Common Mistake to Avoid: When calculating $\Delta_i$, ensure that you substitute the value of $\lambda$ (if $\lambda$ is part of the determinant $\Delta_i$) before setting $\Delta_i=0$ to solve for $\mu$. Also, be extremely careful with arithmetic, especially managing negative signs in determinant expansions.

5. Calculating the Final Expression

We have found $\lambda = -2$ and $\mu = -31$. The question asks for the value of $\lambda^4 - \mu$. $\lambda^4 - \mu = (-2)^4 - (-31)$ $= 16 - (-31)$ $= 16 + 31$ $= 47$ Therefore, $\lambda^4 - \mu = 47$.
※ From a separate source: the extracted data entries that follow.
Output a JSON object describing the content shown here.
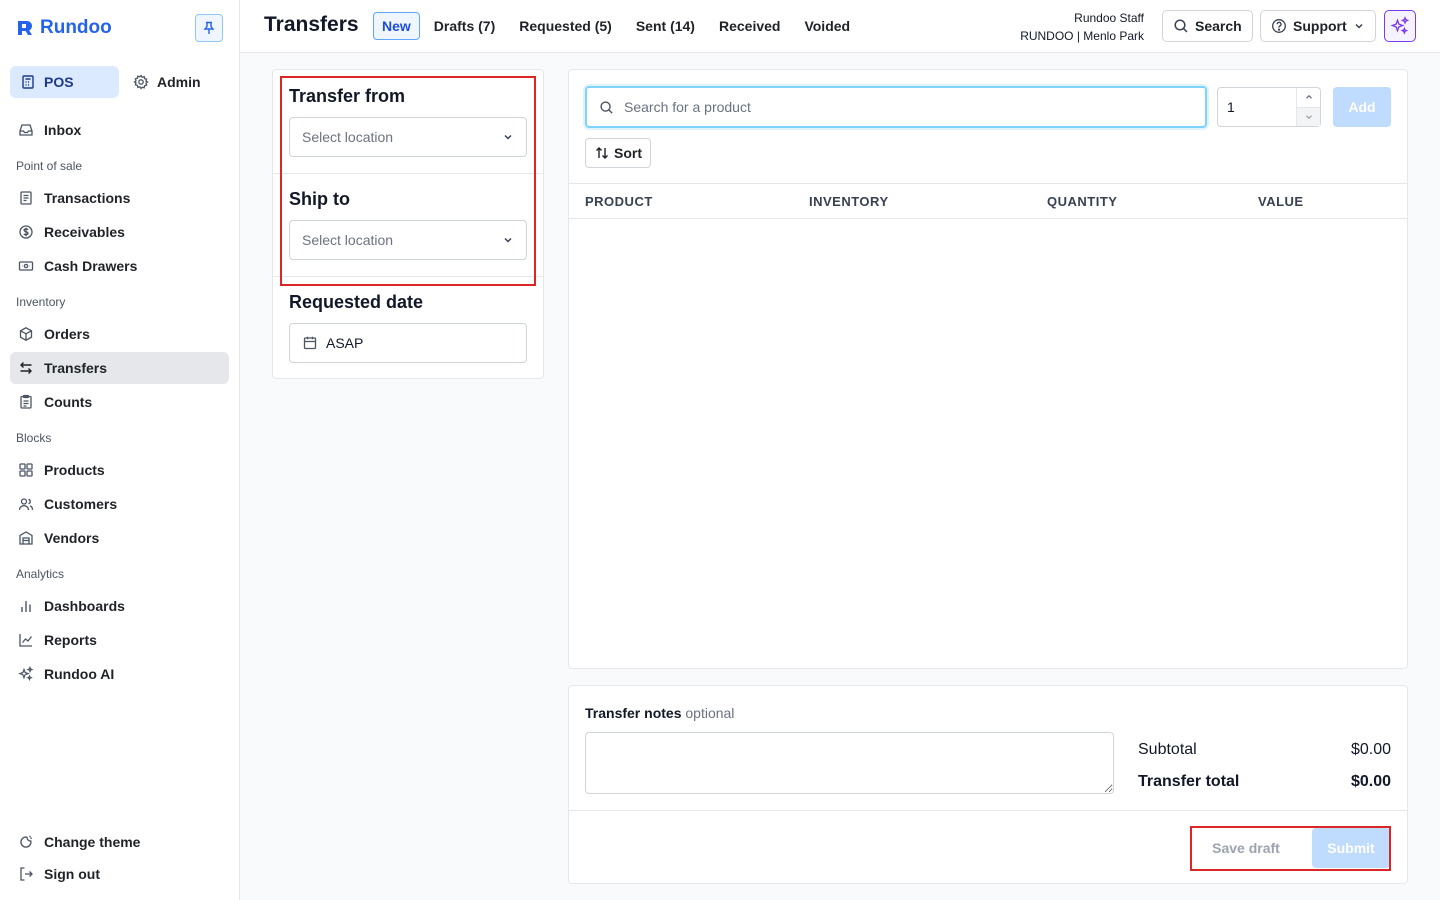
{
  "brand": {
    "name": "Rundoo"
  },
  "sidebar": {
    "modes": [
      {
        "label": "POS",
        "active": true
      },
      {
        "label": "Admin",
        "active": false
      }
    ],
    "inbox": "Inbox",
    "sections": {
      "pos": "Point of sale",
      "inventory": "Inventory",
      "blocks": "Blocks",
      "analytics": "Analytics"
    },
    "items": {
      "transactions": "Transactions",
      "receivables": "Receivables",
      "cash_drawers": "Cash Drawers",
      "orders": "Orders",
      "transfers": "Transfers",
      "counts": "Counts",
      "products": "Products",
      "customers": "Customers",
      "vendors": "Vendors",
      "dashboards": "Dashboards",
      "reports": "Reports",
      "rundoo_ai": "Rundoo AI"
    },
    "footer": {
      "change_theme": "Change theme",
      "sign_out": "Sign out"
    },
    "active_item": "transfers"
  },
  "header": {
    "title": "Transfers",
    "tabs": [
      {
        "label": "New",
        "active": true
      },
      {
        "label": "Drafts (7)",
        "active": false
      },
      {
        "label": "Requested (5)",
        "active": false
      },
      {
        "label": "Sent (14)",
        "active": false
      },
      {
        "label": "Received",
        "active": false
      },
      {
        "label": "Voided",
        "active": false
      }
    ],
    "user_name": "Rundoo Staff",
    "user_location": "RUNDOO | Menlo Park",
    "search_label": "Search",
    "support_label": "Support"
  },
  "transfer_form": {
    "from_label": "Transfer from",
    "from_placeholder": "Select location",
    "ship_to_label": "Ship to",
    "ship_to_placeholder": "Select location",
    "requested_date_label": "Requested date",
    "requested_date_value": "ASAP"
  },
  "products": {
    "search_placeholder": "Search for a product",
    "quantity_value": "1",
    "add_label": "Add",
    "sort_label": "Sort",
    "columns": [
      "PRODUCT",
      "INVENTORY",
      "QUANTITY",
      "VALUE"
    ],
    "rows": []
  },
  "summary": {
    "notes_label": "Transfer notes",
    "notes_optional": "optional",
    "notes_value": "",
    "subtotal_label": "Subtotal",
    "subtotal_value": "$0.00",
    "total_label": "Transfer total",
    "total_value": "$0.00",
    "save_draft_label": "Save draft",
    "submit_label": "Submit"
  },
  "colors": {
    "brand": "#2563eb",
    "accent_ai": "#7c3aed",
    "highlight_box": "#dc2626",
    "disabled_button": "#bfdbfe"
  }
}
6. Summary and Key Takeaways

This problem is a direct application of the conditions for a system of linear equations to have infinitely many solutions, based on Cramer's Rule. Key Takeaways:

• A system $AX=B$ has infinitely many solutions if and only if $\Delta = 0$ AND $\Delta_1 = 0$ AND $\Delta_2 = 0$ AND $\Delta_3 = 0$.
• The condition $\Delta=0$ is typically used first to find parameters within the coefficient matrix (like $\lambda$ in this case).
• Subsequently, any of the $\Delta_i=0$ conditions can be used to find parameters in the constant vector (like $\mu$ here), after substituting the values found from $\Delta=0$.
• Leverage determinant properties like row/column operations to simplify calculations and reduce potential errors.
• Meticulous arithmetic and sign management are crucial when evaluating determinants.

The final answer is $\boxed{\text{47}}$.